Le redressement de la canne s'amorce à partir de 1920 : 40 346 tonnes en 1922, 110 702 tonnes en 1940. Elle s'écroule à nouveau au cours de la deuxième guerre mondiale, les plantes vivrières se substituant à la canne pour assurer la survie de la population : 13 164 tonnes en 1944. Le redressement sera rapide après la départementalisation, avant de nouvelles difficultés dans les années 1960. La filière canne est sauvée par un plan de modernisation de l'économie sucrière : épierrage, renouvellement des cannes et amélioration génétique, engrais, rationalisation des transports, irrigation, remembrement des terres, concentration et modernisation des usines.

Aujourd'hui, deux cents ans après l'impulsion de  son développement, la filière canne - sucre - rhum - bagasse demeure une des activités essentielle de l'île. La culture de la canne occupe 57 % de la SAU et représente près du tiers de la valeur agricole finale. Deux unités sucrières (Le Gol et Bois Rouge) et une douzaine de centres de réception reçoivent et traitent chaque année entre 1 800 000 et 2 000 000 tonnes de cannes. L'usine de Bois Rouge brasse l'ensemble de la récolte de la région dite "au vent" ainsi que les cannes issues du centre de réception du Grand Pourpier (Ouest), tandis que l'usine du Gol traite la production des bassins du Sud (Gol et Grand-Bois) et des plates-formes des Tamarins et Stella Matutina, situées elles dans l'Ouest.
Environ 200 à 220 000 tonnes de sucre en sont extraites pour un quota de 295 000 tonnes dans le cadre de l'OCM sucre.
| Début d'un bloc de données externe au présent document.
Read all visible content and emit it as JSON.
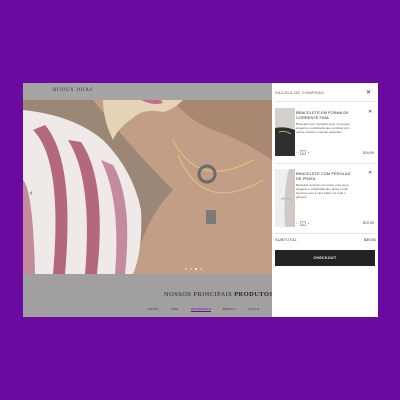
{
  "site": {
    "brand": "BIJOUX JOIAS",
    "section_title_prefix": "NOSSOS PRINCIPAIS",
    "section_title_bold": "PRODUTOS",
    "filters": [
      "TODOS",
      "ANEL",
      "BRACELETE",
      "BRINCO",
      "COLAR"
    ],
    "active_filter": "BRACELETE",
    "carousel_arrow": "‹",
    "carousel_slides": 4,
    "carousel_active_index": 2
  },
  "cart": {
    "title": "SACOLA DE COMPRAS",
    "close": "✕",
    "items": [
      {
        "name": "BRACELETE EM FORMA DE CORRENTE FINA",
        "description": "Bracelete com minúcias simp, uma peça elegante e sofisticada que combina com outros colares e marcas especiais",
        "price": "$19,99",
        "quantity": "1",
        "remove": "✕"
      },
      {
        "name": "BRACELETE COM PÉROLAS DE PRATA",
        "description": "Bracelete feminino em prata, uma peça elegante e sofisticada que deixa o tudo feminino com a cara sabor por tudo o glamour",
        "price": "$19,99",
        "quantity": "1",
        "remove": "✕"
      }
    ],
    "subtotal_label": "SUBTOTAL",
    "subtotal_value": "$39,98",
    "checkout_label": "CHECKOUT"
  }
}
Ces deux unités sont performantes. Elles sont couplées chacune avec une centrale thermique fonctionnant à la bagasse qui produisent une part de l'énergie électrique nécessaire à l'île (11,5 % de la consommation de l'île). Le sucre est le premier produit exporté de l'île (70 % des exportations totales). En 2006, la convention tripartite " industriels, planteurs, Etat " a été signée, elle définit les règles dont la filière se dote pour les neufs campagnes à venir. Les statuts du nouveau comité paritaire interprofessionnel de la canne et du sucre ont été signés mi-2007 par les organisations représentatives des industriels et des planteurs.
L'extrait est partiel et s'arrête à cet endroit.